Investment guru Jim Paulsen predicts that the seemingly endless record-smashing bull-run stock market will continue to charge deeper into record territory in the new year.
The Leuthold Group’s chief investment strategist told CNBC that the S&P 500 could surge another 15% next year.
However, he thinks savvy investors will fare best next year by looking abroad and turning their attention to international markets.
“This will be like the third time we’ve had re-acceleration in the global recovery just in this expansion alone. We had it in 2012 and 2013. We had it again in 2017 [and] 2018,” he told CNBC.
“Every time that’s happened, international stocks have beat U.S. stocks, and I think they will again,” he said. “The emerging markets will be the big winner of 2020,” said Paulsen. “They’re under-owned in most portfolios. They’re unloved because of their underperformance in recent years.”
For the U.S., he sees more record highs in the stock market.
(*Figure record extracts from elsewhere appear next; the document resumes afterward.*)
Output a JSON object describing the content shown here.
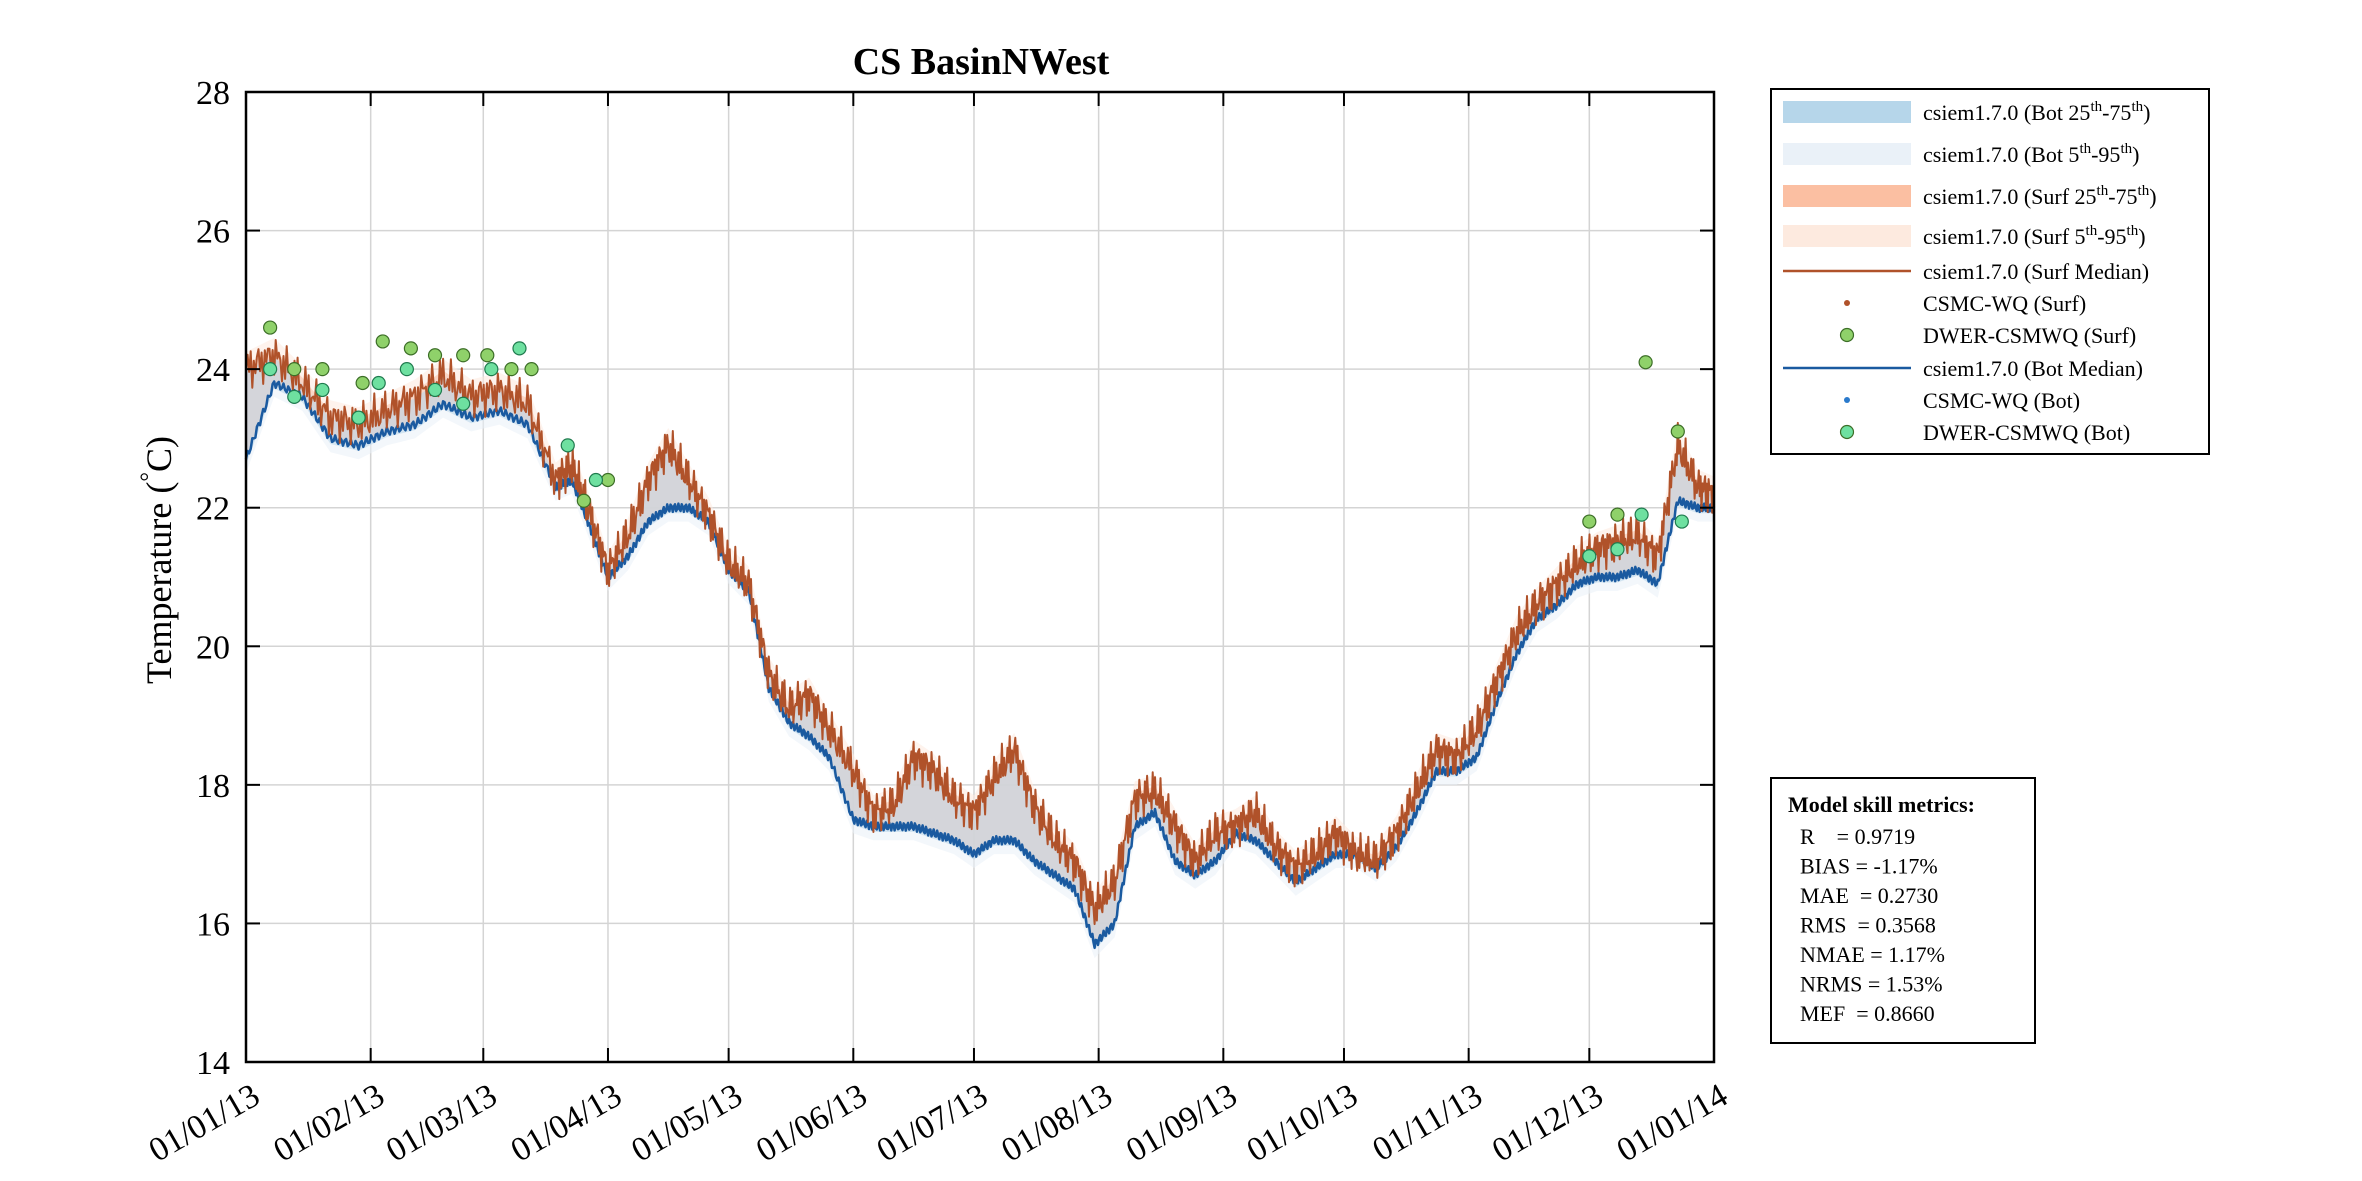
{
  "chart_data": {
    "type": "line",
    "title": "CS BasinNWest",
    "ylabel": "Temperature (°C)",
    "ylabel_text": "Temperature (",
    "ylabel_degree": "°",
    "ylabel_unit": "C)",
    "xlim": [
      "2013-01-01",
      "2014-01-01"
    ],
    "ylim": [
      14,
      28
    ],
    "grid": true,
    "x_ticks": [
      "01/01/13",
      "01/02/13",
      "01/03/13",
      "01/04/13",
      "01/05/13",
      "01/06/13",
      "01/07/13",
      "01/08/13",
      "01/09/13",
      "01/10/13",
      "01/11/13",
      "01/12/13",
      "01/01/14"
    ],
    "x_tick_dates": [
      "2013-01-01",
      "2013-02-01",
      "2013-03-01",
      "2013-04-01",
      "2013-05-01",
      "2013-06-01",
      "2013-07-01",
      "2013-08-01",
      "2013-09-01",
      "2013-10-01",
      "2013-11-01",
      "2013-12-01",
      "2014-01-01"
    ],
    "y_ticks": [
      14,
      16,
      18,
      20,
      22,
      24,
      26,
      28
    ],
    "legend_position": "outside-right-top",
    "legend": [
      {
        "label": "csiem1.7.0 (Bot 25",
        "sup1": "th",
        "mid": "-75",
        "sup2": "th",
        "end": ")",
        "kind": "band",
        "color": "#b6d6ea"
      },
      {
        "label": "csiem1.7.0 (Bot 5",
        "sup1": "th",
        "mid": "-95",
        "sup2": "th",
        "end": ")",
        "kind": "band",
        "color": "#eaf1f8"
      },
      {
        "label": "csiem1.7.0 (Surf 25",
        "sup1": "th",
        "mid": "-75",
        "sup2": "th",
        "end": ")",
        "kind": "band",
        "color": "#fbbfa2"
      },
      {
        "label": "csiem1.7.0 (Surf 5",
        "sup1": "th",
        "mid": "-95",
        "sup2": "th",
        "end": ")",
        "kind": "band",
        "color": "#fdeadf"
      },
      {
        "label": "csiem1.7.0 (Surf Median)",
        "sup1": "",
        "mid": "",
        "sup2": "",
        "end": "",
        "kind": "line",
        "color": "#b0522a"
      },
      {
        "label": "CSMC-WQ (Surf)",
        "sup1": "",
        "mid": "",
        "sup2": "",
        "end": "",
        "kind": "smalldot",
        "color": "#b0522a"
      },
      {
        "label": "DWER-CSMWQ (Surf)",
        "sup1": "",
        "mid": "",
        "sup2": "",
        "end": "",
        "kind": "dot",
        "color": "#8fd16a"
      },
      {
        "label": "csiem1.7.0 (Bot Median)",
        "sup1": "",
        "mid": "",
        "sup2": "",
        "end": "",
        "kind": "line",
        "color": "#1a5aa0"
      },
      {
        "label": "CSMC-WQ (Bot)",
        "sup1": "",
        "mid": "",
        "sup2": "",
        "end": "",
        "kind": "smalldot",
        "color": "#2a7acc"
      },
      {
        "label": "DWER-CSMWQ (Bot)",
        "sup1": "",
        "mid": "",
        "sup2": "",
        "end": "",
        "kind": "dot",
        "color": "#6ee0a0"
      }
    ],
    "series": [
      {
        "name": "csiem1.7.0 (Surf Median)",
        "color": "#b0522a",
        "x": [
          "2013-01-01",
          "2013-01-08",
          "2013-01-15",
          "2013-01-22",
          "2013-01-29",
          "2013-02-05",
          "2013-02-12",
          "2013-02-19",
          "2013-02-26",
          "2013-03-05",
          "2013-03-12",
          "2013-03-19",
          "2013-03-23",
          "2013-03-27",
          "2013-04-01",
          "2013-04-06",
          "2013-04-11",
          "2013-04-16",
          "2013-04-21",
          "2013-04-26",
          "2013-05-01",
          "2013-05-06",
          "2013-05-11",
          "2013-05-16",
          "2013-05-21",
          "2013-05-26",
          "2013-06-01",
          "2013-06-06",
          "2013-06-11",
          "2013-06-16",
          "2013-06-21",
          "2013-06-26",
          "2013-07-01",
          "2013-07-06",
          "2013-07-11",
          "2013-07-16",
          "2013-07-21",
          "2013-07-26",
          "2013-07-31",
          "2013-08-05",
          "2013-08-10",
          "2013-08-15",
          "2013-08-20",
          "2013-08-25",
          "2013-08-30",
          "2013-09-04",
          "2013-09-09",
          "2013-09-14",
          "2013-09-19",
          "2013-09-24",
          "2013-09-29",
          "2013-10-04",
          "2013-10-09",
          "2013-10-14",
          "2013-10-19",
          "2013-10-24",
          "2013-10-29",
          "2013-11-03",
          "2013-11-08",
          "2013-11-13",
          "2013-11-18",
          "2013-11-23",
          "2013-11-28",
          "2013-12-03",
          "2013-12-08",
          "2013-12-13",
          "2013-12-18",
          "2013-12-23",
          "2013-12-28",
          "2014-01-01"
        ],
        "y": [
          24.0,
          24.2,
          23.8,
          23.3,
          23.2,
          23.4,
          23.6,
          23.9,
          23.6,
          23.7,
          23.5,
          22.4,
          22.6,
          22.0,
          21.1,
          21.6,
          22.4,
          22.9,
          22.4,
          21.9,
          21.2,
          20.9,
          19.6,
          19.1,
          19.3,
          18.8,
          18.2,
          17.6,
          17.7,
          18.4,
          18.2,
          17.8,
          17.6,
          18.1,
          18.5,
          17.7,
          17.2,
          16.9,
          16.2,
          16.6,
          17.8,
          17.9,
          17.4,
          16.9,
          17.3,
          17.4,
          17.6,
          17.1,
          16.8,
          17.0,
          17.3,
          17.0,
          16.9,
          17.3,
          17.9,
          18.5,
          18.4,
          18.8,
          19.5,
          20.2,
          20.6,
          20.9,
          21.2,
          21.4,
          21.5,
          21.6,
          21.3,
          22.9,
          22.3,
          22.2
        ]
      },
      {
        "name": "csiem1.7.0 (Bot Median)",
        "color": "#1a5aa0",
        "x": [
          "2013-01-01",
          "2013-01-08",
          "2013-01-15",
          "2013-01-22",
          "2013-01-29",
          "2013-02-05",
          "2013-02-12",
          "2013-02-19",
          "2013-02-26",
          "2013-03-05",
          "2013-03-12",
          "2013-03-19",
          "2013-03-23",
          "2013-03-27",
          "2013-04-01",
          "2013-04-06",
          "2013-04-11",
          "2013-04-16",
          "2013-04-21",
          "2013-04-26",
          "2013-05-01",
          "2013-05-06",
          "2013-05-11",
          "2013-05-16",
          "2013-05-21",
          "2013-05-26",
          "2013-06-01",
          "2013-06-06",
          "2013-06-11",
          "2013-06-16",
          "2013-06-21",
          "2013-06-26",
          "2013-07-01",
          "2013-07-06",
          "2013-07-11",
          "2013-07-16",
          "2013-07-21",
          "2013-07-26",
          "2013-07-31",
          "2013-08-05",
          "2013-08-10",
          "2013-08-15",
          "2013-08-20",
          "2013-08-25",
          "2013-08-30",
          "2013-09-04",
          "2013-09-09",
          "2013-09-14",
          "2013-09-19",
          "2013-09-24",
          "2013-09-29",
          "2013-10-04",
          "2013-10-09",
          "2013-10-14",
          "2013-10-19",
          "2013-10-24",
          "2013-10-29",
          "2013-11-03",
          "2013-11-08",
          "2013-11-13",
          "2013-11-18",
          "2013-11-23",
          "2013-11-28",
          "2013-12-03",
          "2013-12-08",
          "2013-12-13",
          "2013-12-18",
          "2013-12-23",
          "2013-12-28",
          "2014-01-01"
        ],
        "y": [
          22.7,
          23.8,
          23.6,
          23.0,
          22.9,
          23.1,
          23.2,
          23.5,
          23.3,
          23.4,
          23.2,
          22.3,
          22.4,
          21.8,
          21.0,
          21.3,
          21.8,
          22.0,
          22.0,
          21.8,
          21.1,
          20.8,
          19.4,
          18.9,
          18.7,
          18.4,
          17.5,
          17.4,
          17.4,
          17.4,
          17.3,
          17.2,
          17.0,
          17.2,
          17.2,
          16.9,
          16.7,
          16.5,
          15.7,
          16.0,
          17.4,
          17.6,
          16.9,
          16.7,
          16.9,
          17.3,
          17.2,
          16.9,
          16.6,
          16.8,
          17.0,
          17.0,
          16.8,
          17.1,
          17.6,
          18.2,
          18.2,
          18.4,
          19.2,
          19.9,
          20.4,
          20.6,
          20.9,
          21.0,
          21.0,
          21.1,
          20.9,
          22.1,
          22.0,
          22.0
        ]
      },
      {
        "name": "DWER-CSMWQ (Surf)",
        "color": "#8fd16a",
        "x": [
          "2013-01-07",
          "2013-01-13",
          "2013-01-20",
          "2013-01-30",
          "2013-02-04",
          "2013-02-11",
          "2013-02-17",
          "2013-02-24",
          "2013-03-02",
          "2013-03-08",
          "2013-03-13",
          "2013-03-26",
          "2013-04-01",
          "2013-12-01",
          "2013-12-08",
          "2013-12-15",
          "2013-12-23"
        ],
        "y": [
          24.6,
          24.0,
          24.0,
          23.8,
          24.4,
          24.3,
          24.2,
          24.2,
          24.2,
          24.0,
          24.0,
          22.1,
          22.4,
          21.8,
          21.9,
          24.1,
          23.1
        ]
      },
      {
        "name": "DWER-CSMWQ (Bot)",
        "color": "#6ee0a0",
        "x": [
          "2013-01-07",
          "2013-01-13",
          "2013-01-20",
          "2013-01-29",
          "2013-02-03",
          "2013-02-10",
          "2013-02-17",
          "2013-02-24",
          "2013-03-03",
          "2013-03-10",
          "2013-03-22",
          "2013-03-29",
          "2013-12-01",
          "2013-12-08",
          "2013-12-14",
          "2013-12-24"
        ],
        "y": [
          24.0,
          23.6,
          23.7,
          23.3,
          23.8,
          24.0,
          23.7,
          23.5,
          24.0,
          24.3,
          22.9,
          22.4,
          21.3,
          21.4,
          21.9,
          21.8
        ]
      }
    ],
    "skill_metrics": {
      "title": "Model skill metrics:",
      "rows": [
        "R    = 0.9719",
        "BIAS = -1.17%",
        "MAE  = 0.2730",
        "RMS  = 0.3568",
        "NMAE = 1.17%",
        "NRMS = 1.53%",
        "MEF  = 0.8660"
      ]
    }
  }
}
“We have very low inflation,” he noted. “But more important, we have very stable inflation. We have the least volatile consumer price inflation rate over the last 30 years of any time in U.S. history,” he said.
He told CNBC that his favorite stock picks are small caps, technology, financials and some industrials.
“They [investors] have been piling into bonds and defensive stocks,” Paulsen said. “They’re going to have to come back to more of the cyclical areas of the stock market.”
Meanwhile, emerging markets are about to end a turbulent year in which U.S.-China trade tensions dominated headlines and central banks around the world came to rescue the global economy from falling into a recession.
Stocks, currencies and local-currency sovereign bonds of developing economies are all eking out gains for 2019 after last year’s biggest annual losses in three years, Bloomberg explained.
“It was one of those weird years where the economic situation was worse than expected from the beginning of this year,” said Michael Kushma, the chief investment officer for global fixed income in New York at Morgan Stanley Investment Management. “That makes investors worried that we have all the good news priced in and that next year it’s going to be much more challenging.”